One difference: the state looks at test results by the day a test was performed. COVID Act Now, and many other COVID-19 tracking sites look at tests by the day results were reported. Since Arizona has had some long test reporting delays, that means those figures come out differently.

But Humble said, the biggest difference in calculations comes from what’s actually getting counted.

“[DHS] is saying, ‘oh, let’s just throw out half the data set,’” Humble said.  

Arizona’s Department of Health Services did not provide an interview for this story, but in response to questions via email, the department confirmed it is excluding some reported cases from positivity rate calculations.

The department said some laboratories have only been reporting positive results to the state. Those results get reported as new cases, but the state doesn’t count them toward the positivity rate, since more positives without more negatives would skew the positivity rate to appear higher.

“There’s a transparency issue and there’s a management issue," Humble said. 

Humble said the state’s reporting method has some merit in terms of getting an accurate positivity rate, but he said the department hasn’t been upfront about its missing data.

Will Humble
Bret Jaspers/KJZZ
Will Humble

Previously, the raw numbers DHS was using to make these calculations were not publicly available. In the time since KJZZ began asking about this, the department added a more detailed breakdown of its math to its online data dashboard. The department also updated language on the data dashboard to indicate that the percent positive it displays is a rate of tests reported through the state’s electronic record system, not a rate of all Arizonans who have been tested, as the website previously stated.

What is not clear is which labs are not fully disclosing data and why.

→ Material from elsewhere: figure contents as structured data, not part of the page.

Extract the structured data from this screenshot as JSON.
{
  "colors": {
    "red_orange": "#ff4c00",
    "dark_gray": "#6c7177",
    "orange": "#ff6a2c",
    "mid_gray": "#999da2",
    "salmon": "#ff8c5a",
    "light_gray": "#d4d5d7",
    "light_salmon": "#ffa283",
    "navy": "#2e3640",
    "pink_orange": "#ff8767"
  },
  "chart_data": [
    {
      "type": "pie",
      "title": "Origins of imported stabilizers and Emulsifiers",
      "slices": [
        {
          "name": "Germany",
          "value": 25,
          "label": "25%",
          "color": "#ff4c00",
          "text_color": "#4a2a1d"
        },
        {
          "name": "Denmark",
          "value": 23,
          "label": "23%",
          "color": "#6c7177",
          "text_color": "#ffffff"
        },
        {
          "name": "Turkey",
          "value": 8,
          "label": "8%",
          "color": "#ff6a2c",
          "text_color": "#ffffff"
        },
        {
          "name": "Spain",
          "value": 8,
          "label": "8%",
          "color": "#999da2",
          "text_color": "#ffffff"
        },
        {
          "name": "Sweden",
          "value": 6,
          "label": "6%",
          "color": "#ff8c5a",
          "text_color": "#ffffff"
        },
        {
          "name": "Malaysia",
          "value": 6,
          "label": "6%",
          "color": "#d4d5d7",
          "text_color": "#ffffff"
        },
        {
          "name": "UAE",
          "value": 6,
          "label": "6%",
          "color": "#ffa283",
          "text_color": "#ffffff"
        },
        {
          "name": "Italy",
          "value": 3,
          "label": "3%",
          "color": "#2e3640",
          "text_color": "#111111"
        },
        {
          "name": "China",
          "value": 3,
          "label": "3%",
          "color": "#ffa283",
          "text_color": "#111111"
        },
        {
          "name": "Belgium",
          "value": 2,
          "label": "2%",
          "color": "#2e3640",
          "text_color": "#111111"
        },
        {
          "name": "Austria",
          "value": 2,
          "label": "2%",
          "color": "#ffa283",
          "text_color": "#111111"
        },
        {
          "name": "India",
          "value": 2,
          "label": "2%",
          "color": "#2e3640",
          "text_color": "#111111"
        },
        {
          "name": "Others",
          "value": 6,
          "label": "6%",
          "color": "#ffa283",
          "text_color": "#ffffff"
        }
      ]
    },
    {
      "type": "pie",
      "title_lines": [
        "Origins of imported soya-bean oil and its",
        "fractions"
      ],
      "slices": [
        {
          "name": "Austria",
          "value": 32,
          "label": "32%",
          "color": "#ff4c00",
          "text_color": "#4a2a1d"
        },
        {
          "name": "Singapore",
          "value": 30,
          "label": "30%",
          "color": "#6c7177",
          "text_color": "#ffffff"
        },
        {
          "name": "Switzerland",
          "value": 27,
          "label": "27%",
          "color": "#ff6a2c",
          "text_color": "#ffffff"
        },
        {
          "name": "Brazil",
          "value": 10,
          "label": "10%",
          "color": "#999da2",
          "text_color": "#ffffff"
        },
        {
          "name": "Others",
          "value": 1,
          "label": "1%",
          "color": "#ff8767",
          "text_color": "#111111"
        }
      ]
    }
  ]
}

All state labs are required by a March executive order to report all tests. KJZZ requested a list of the laboratories not in compliance, but the DHS did not provide it.

“To me, that doesn’t make good management sense when [DHS] regulates those labs," Humble said. 

Humble said it's up to DHS to oversee labs. Five months after the state started compiling this data, he questions why reporting is still so incomplete that it creates this discrepancy between the state’s calculated positivity rate and what other sources calculate. 

“The percent positivity is a really important number now–way more important than it used to be — because decisions that have lots of money attached to them are being made using percent positive," Humble said. 

There is, at least, one consistent trend. Whether you look at numbers from the state, or from ASU's Biodesign institute, or from Sonora Quest Laboratories, the positivity rate in Arizona is declining. According to any of those sources, the rate it is now less than half what was reported in late-June and early July. But week-by-week, those 2-to-5 percentage point differences among reporting sources remain. And Humble said, in a public health emergency when data is driving critical policy decisions, a few percentage points can have real-life consequences.